Il giorno in cui si è ucciso, Luca Di Bartolomei aveva 11 anni. Oggi, quando parla di suo padre, lo chiama semplicemente “Ago“. “In privato era una persona aperta, solare. Può sembrare ridicolo dirlo, ma era pieno di vita. Aveva un’ironia tagliente e una forma di melancolia tipicamente romana, di chi è nato e cresciuto in questa città meravigliosa, a volte crudele. Quando si è suicidato aveva quasi l’età che ho io oggi. In fondo era un ragazzo“. Quanto è stato complesso conciliare l’icona popolare Agostino con quella del padre che ha deciso di andarsene? L’accettazione del suo gesto è stata un percorso che ha necessitato tanti anni. Mi ha aiutato condividere quel senso di vuoto tremendo con tanti uomini e tanti ragazzi come me. Persone vere, amanti della Roma e del calcio: quella “maggioranza silenziosa” di tifosi, troppe volte soverchiata da chi si attribuisce il potere di parlare a nome di tutti, come successo in questi giorni.

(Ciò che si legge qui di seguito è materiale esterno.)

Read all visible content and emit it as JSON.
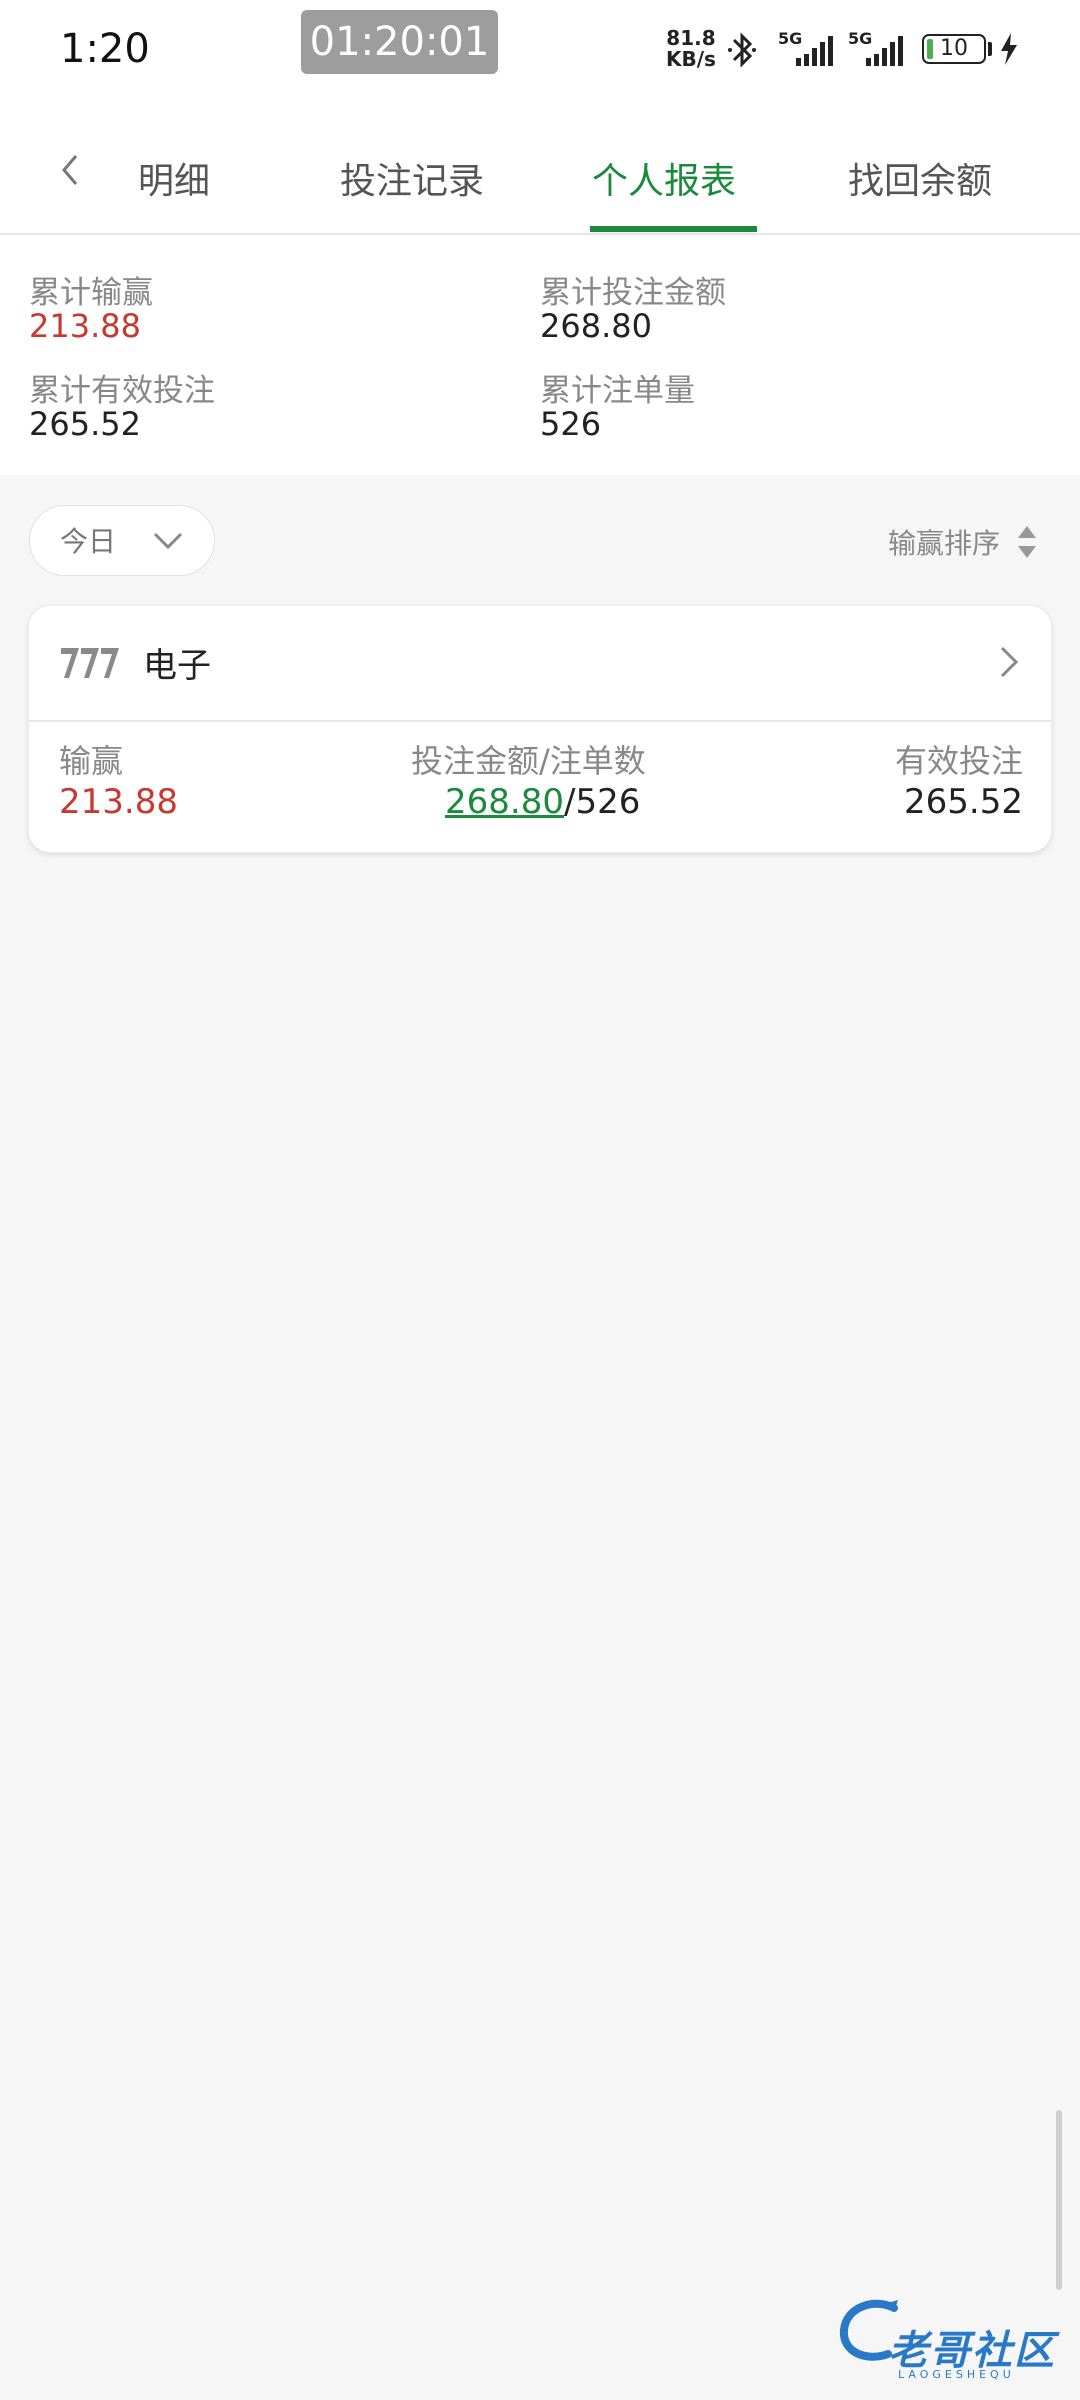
{
  "status_bar": {
    "time": "1:20",
    "timer": "01:20:01",
    "network_speed_value": "81.8",
    "network_speed_unit": "KB/s",
    "signal1_label": "5G",
    "signal2_label": "5G",
    "battery_level": "10"
  },
  "tabs": [
    {
      "label": "明细"
    },
    {
      "label": "投注记录"
    },
    {
      "label": "个人报表",
      "active": true
    },
    {
      "label": "找回余额"
    }
  ],
  "summary": {
    "total_win_loss_label": "累计输赢",
    "total_win_loss_value": "213.88",
    "total_bet_amount_label": "累计投注金额",
    "total_bet_amount_value": "268.80",
    "total_valid_bet_label": "累计有效投注",
    "total_valid_bet_value": "265.52",
    "total_order_count_label": "累计注单量",
    "total_order_count_value": "526"
  },
  "filter": {
    "period_label": "今日",
    "sort_label": "输赢排序"
  },
  "card": {
    "title": "电子",
    "win_loss_label": "输赢",
    "win_loss_value": "213.88",
    "bet_label": "投注金额/注单数",
    "bet_amount": "268.80",
    "bet_separator": "/",
    "bet_count": "526",
    "valid_bet_label": "有效投注",
    "valid_bet_value": "265.52"
  },
  "watermark": {
    "text": "老哥社区",
    "sub": "LAOGESHEQU"
  },
  "colors": {
    "accent_green": "#1a8a3b",
    "value_red": "#c9382f",
    "background": "#f6f6f6"
  }
}
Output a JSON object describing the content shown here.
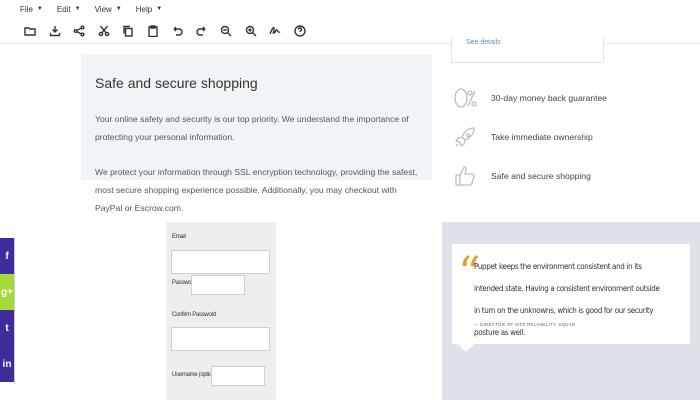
{
  "menubar": {
    "items": [
      {
        "label": "File"
      },
      {
        "label": "Edit"
      },
      {
        "label": "View"
      },
      {
        "label": "Help"
      }
    ]
  },
  "toolbar": {
    "icons": [
      "folder-icon",
      "download-icon",
      "share-icon",
      "cut-icon",
      "copy-icon",
      "clipboard-icon",
      "undo-icon",
      "redo-icon",
      "zoom-out-icon",
      "zoom-in-icon",
      "signature-icon",
      "help-icon"
    ]
  },
  "top_box": {
    "link": "See details"
  },
  "secure": {
    "title": "Safe and secure shopping",
    "p1": "Your online safety and security is our top priority. We understand the importance of protecting your personal information.",
    "p2": "We protect your information through SSL encryption technology, providing the safest, most secure shopping experience possible. Additionally, you may checkout with PayPal or Escrow.com."
  },
  "guarantees": [
    {
      "icon": "zero-percent-icon",
      "label": "30-day money back guarantee"
    },
    {
      "icon": "rocket-icon",
      "label": "Take immediate ownership"
    },
    {
      "icon": "thumbs-up-icon",
      "label": "Safe and secure shopping"
    }
  ],
  "form": {
    "email_label": "Email",
    "password_label": "Password",
    "confirm_label": "Confirm Password",
    "username_label": "Username (optional)"
  },
  "quote": {
    "mark": "“",
    "text": "Puppet keeps the environment consistent and in its intended state. Having a consistent environment outside in turn on the unknowns, which is good for our security posture as well.",
    "author": "— DIRECTOR OF SITE RELIABILITY, SQUAD"
  },
  "social": [
    {
      "icon": "facebook-icon",
      "glyph": "f"
    },
    {
      "icon": "google-plus-icon",
      "glyph": "g+"
    },
    {
      "icon": "twitter-icon",
      "glyph": "t"
    },
    {
      "icon": "linkedin-icon",
      "glyph": "in"
    }
  ],
  "colors": {
    "panel_bg": "#f0f4f7",
    "quote_bg": "#dde3e8",
    "quote_mark": "#e2a232",
    "social_primary": "#3f2c9a",
    "social_accent": "#a6d93a",
    "link": "#5b8fc7"
  }
}
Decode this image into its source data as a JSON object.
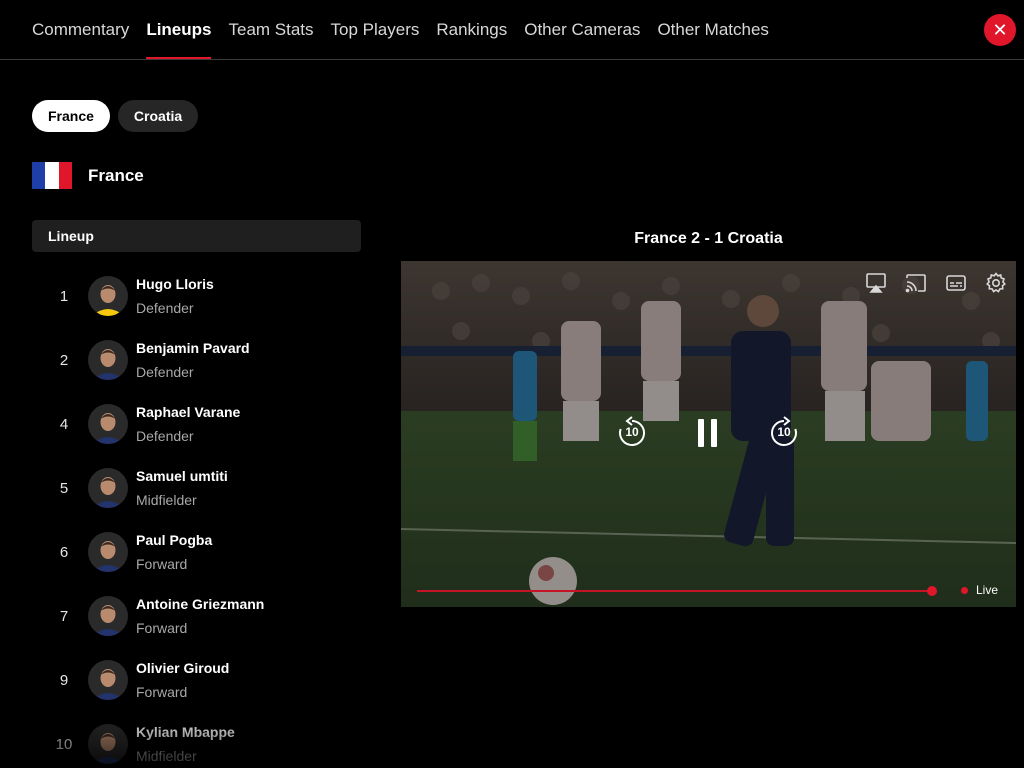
{
  "nav": {
    "tabs": [
      {
        "label": "Commentary",
        "active": false
      },
      {
        "label": "Lineups",
        "active": true
      },
      {
        "label": "Team Stats",
        "active": false
      },
      {
        "label": "Top Players",
        "active": false
      },
      {
        "label": "Rankings",
        "active": false
      },
      {
        "label": "Other Cameras",
        "active": false
      },
      {
        "label": "Other Matches",
        "active": false
      }
    ],
    "close_icon": "close-icon",
    "close_symbol": "✕"
  },
  "teams": {
    "options": [
      "France",
      "Croatia"
    ],
    "selected": "France"
  },
  "team_header": {
    "name": "France",
    "flag_colors": [
      "#1f3fa8",
      "#ffffff",
      "#e0162b"
    ]
  },
  "lineup": {
    "heading": "Lineup",
    "players": [
      {
        "number": "1",
        "name": "Hugo Lloris",
        "position": "Defender",
        "jersey": "#f6c90e"
      },
      {
        "number": "2",
        "name": "Benjamin Pavard",
        "position": "Defender",
        "jersey": "#23336b"
      },
      {
        "number": "4",
        "name": "Raphael Varane",
        "position": "Defender",
        "jersey": "#23336b"
      },
      {
        "number": "5",
        "name": "Samuel umtiti",
        "position": "Midfielder",
        "jersey": "#23336b"
      },
      {
        "number": "6",
        "name": "Paul Pogba",
        "position": "Forward",
        "jersey": "#23336b"
      },
      {
        "number": "7",
        "name": "Antoine Griezmann",
        "position": "Forward",
        "jersey": "#23336b"
      },
      {
        "number": "9",
        "name": "Olivier Giroud",
        "position": "Forward",
        "jersey": "#23336b"
      },
      {
        "number": "10",
        "name": "Kylian Mbappe",
        "position": "Midfielder",
        "jersey": "#23336b"
      }
    ]
  },
  "video": {
    "score_title": "France 2 - 1 Croatia",
    "live_label": "Live",
    "progress": 0.99,
    "top_icons": [
      "airplay-icon",
      "cast-icon",
      "subtitles-icon",
      "settings-icon"
    ],
    "controls": {
      "rewind_seconds": "10",
      "forward_seconds": "10",
      "state": "playing"
    },
    "accent": "#e0162b"
  }
}
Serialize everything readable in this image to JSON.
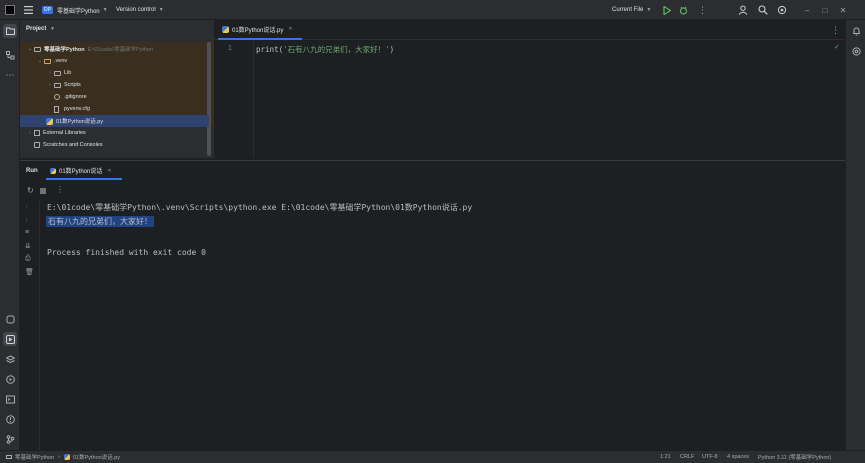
{
  "titlebar": {
    "project_badge": "DP",
    "project_name": "零基础学Python",
    "vcs": "Version control",
    "run_config": "Current File"
  },
  "project_panel": {
    "title": "Project",
    "tree": [
      {
        "label": "零基础学Python",
        "path": "E:\\01code\\零基础学Python"
      },
      {
        "label": ".venv"
      },
      {
        "label": "Lib"
      },
      {
        "label": "Scripts"
      },
      {
        "label": ".gitignore"
      },
      {
        "label": "pyvenv.cfg"
      },
      {
        "label": "01数Python说话.py"
      },
      {
        "label": "External Libraries"
      },
      {
        "label": "Scratches and Consoles"
      }
    ]
  },
  "editor": {
    "tab_label": "01数Python说话.py",
    "lines": [
      {
        "number": "1",
        "code": "print('石有八九的兄弟们，大家好！')"
      }
    ]
  },
  "run_panel": {
    "title": "Run",
    "tab_label": "01数Python说话",
    "output": [
      "E:\\01code\\零基础学Python\\.venv\\Scripts\\python.exe E:\\01code\\零基础学Python\\01数Python说话.py",
      "石有八九的兄弟们，大家好！",
      "",
      "Process finished with exit code 0"
    ]
  },
  "status": {
    "breadcrumb_root": "零基础学Python",
    "breadcrumb_file": "01数Python说话.py",
    "position": "1:21",
    "line_sep": "CRLF",
    "encoding": "UTF-8",
    "indent": "4 spaces",
    "interpreter": "Python 3.11 (零基础学Python)"
  },
  "colors": {
    "accent": "#3574f0",
    "selection": "#214283",
    "string": "#6aab73"
  }
}
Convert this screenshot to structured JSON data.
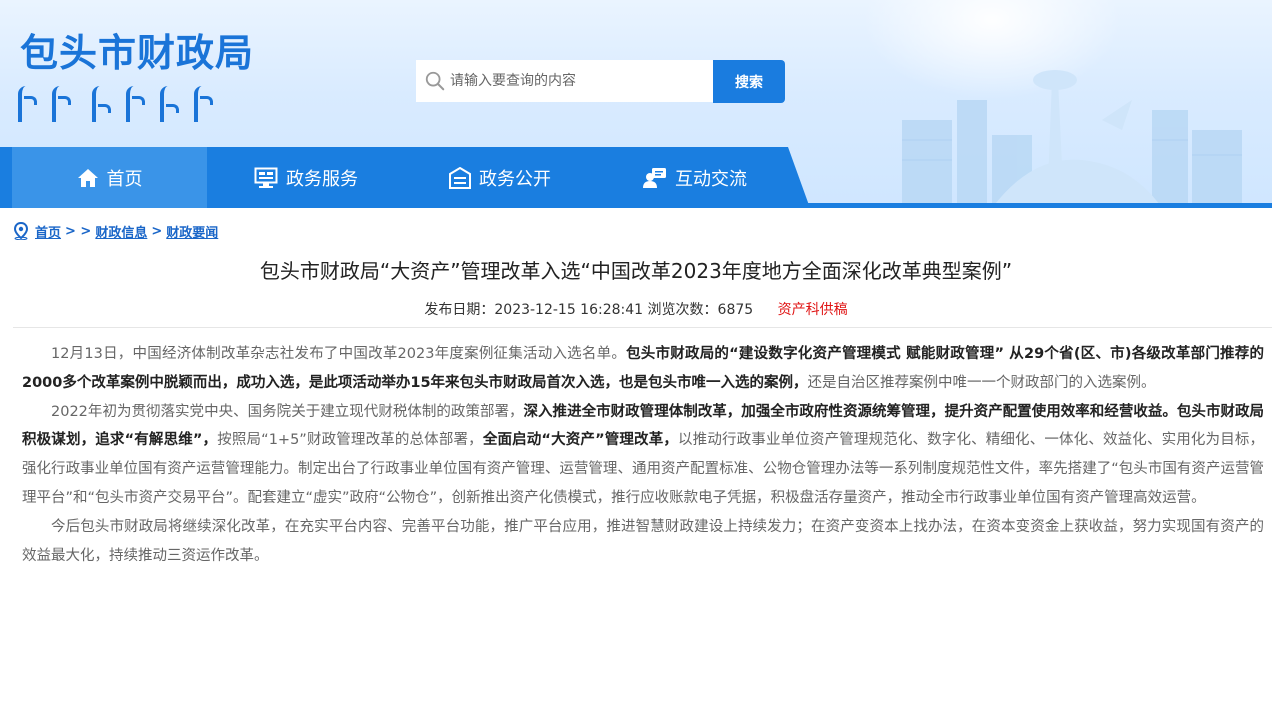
{
  "header": {
    "site_title": "包头市财政局",
    "search_placeholder": "请输入要查询的内容",
    "search_button": "搜索"
  },
  "nav": {
    "items": [
      {
        "label": "首页",
        "icon": "home-icon"
      },
      {
        "label": "政务服务",
        "icon": "monitor-icon"
      },
      {
        "label": "政务公开",
        "icon": "building-icon"
      },
      {
        "label": "互动交流",
        "icon": "chat-user-icon"
      }
    ]
  },
  "breadcrumb": {
    "icon": "location-pin-icon",
    "home": "首页",
    "sep1": "> >",
    "level1": "财政信息",
    "sep2": ">",
    "level2": "财政要闻"
  },
  "article": {
    "title": "包头市财政局“大资产”管理改革入选“中国改革2023年度地方全面深化改革典型案例”",
    "meta_date_label": "发布日期：",
    "meta_date": "2023-12-15 16:28:41",
    "meta_views_label": "浏览次数：",
    "meta_views": "6875",
    "meta_source": "资产科供稿",
    "p1_a": "12月13日，中国经济体制改革杂志社发布了中国改革2023年度案例征集活动入选名单。",
    "p1_b": "包头市财政局的“建设数字化资产管理模式 赋能财政管理” 从29个省(区、市)各级改革部门推荐的2000多个改革案例中脱颖而出，成功入选，是此项活动举办15年来包头市财政局首次入选，也是包头市唯一入选的案例，",
    "p1_c": "还是自治区推荐案例中唯一一个财政部门的入选案例。",
    "p2_a": "2022年初为贯彻落实党中央、国务院关于建立现代财税体制的政策部署，",
    "p2_b": "深入推进全市财政管理体制改革，加强全市政府性资源统筹管理，提升资产配置使用效率和经营收益。包头市财政局积极谋划，追求“有解思维”，",
    "p2_c": "按照局“1+5”财政管理改革的总体部署，",
    "p2_d": "全面启动“大资产”管理改革，",
    "p2_e": "以推动行政事业单位资产管理规范化、数字化、精细化、一体化、效益化、实用化为目标，强化行政事业单位国有资产运营管理能力。制定出台了行政事业单位国有资产管理、运营管理、通用资产配置标准、公物仓管理办法等一系列制度规范性文件，率先搭建了“包头市国有资产运营管理平台”和“包头市资产交易平台”。配套建立“虚实”政府“公物仓”，创新推出资产化债模式，推行应收账款电子凭据，积极盘活存量资产，推动全市行政事业单位国有资产管理高效运营。",
    "p3": "今后包头市财政局将继续深化改革，在充实平台内容、完善平台功能，推广平台应用，推进智慧财政建设上持续发力；在资产变资本上找办法，在资本变资金上获收益，努力实现国有资产的效益最大化，持续推动三资运作改革。"
  },
  "colors": {
    "brand_blue": "#1a7ee0",
    "title_blue": "#1a74d8",
    "source_red": "#e01515"
  }
}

Trovare un senso è ancora impossibile, dopo 21 anni. Credo che ognuno di noi porti dentro di sé tanti io; ognuno è come una pietra con centinaia di sfaccettature, molteplici facce. Ago evidentemente ha smarrito più la sua, probabilmente per il fatto di non riuscire a trovare un posto in quello che credeva il suo mondo. In fondo, anche se è stato un uomo fortunato per tanti anni, la storia di Agostino è quella di una persona che non aveva più un lavoro e non riusciva a sentirsi a posto. Domenica scorsa all’Olimpico è stata insultata la madre di un ragazzo morto ammazzato. Striscioni di una volgarità estrema per due motivi: perché si permettono di esprimere un giudizio implacabile verso chi ha subito un lutto tremendo, e poi perché in una delle scritte c’era una classificazione meschina. Un confronto tra due madri (quella di Ciro e quella di Antonio De Falchi, ndr) che hanno perso un figlio. Per offenderne una, si prende l’altra come termine di paragone: un’altra vittima presa in ostaggio. Ognuno ha il diritto di reagire a una perdita così atroce come crede e nessuno può permettersi di giudicare. Gli stadi si possono salvare? Mi chiedo come sia possibile che in uno stadio nel quale si fanno togliere i tappi alle bottiglie di plastica siano potuti entrare quegli striscioni.

Lo stesso giorno tra l’altro in cui paradossalmente i controlli hanno funzionato così bene che è stato impedito di portare sulle gradinate un altro striscione dedicato a Valerio, il giovane scomparso su un campo di Fiumicino per un malfunzionamento cardiaco. Qualcuno non ha vigilato ed è una cosa che accade spesso. Il sistema dei controlli va rivisto: tornelli, restrizioni territoriali e biglietti nominativi e poi, in un impianto dove mi fai buttare i tappini, non sei capace di individuare i responsabili e punisci tutti i tifosi, anche la maggioranza sana? Non possiamo lasciare a pochi delinquenti spazi in cui inserirsi, in cui esercitare un’arma di ricatto enorme contro le società e i tifosi veri. In questo senso il messaggio di Pallotta è stato perfetto. E anche l’eccesso, in questo caso è stato necessario: non si può permettere alle minoranze di tenere in scacco tutti gli altri.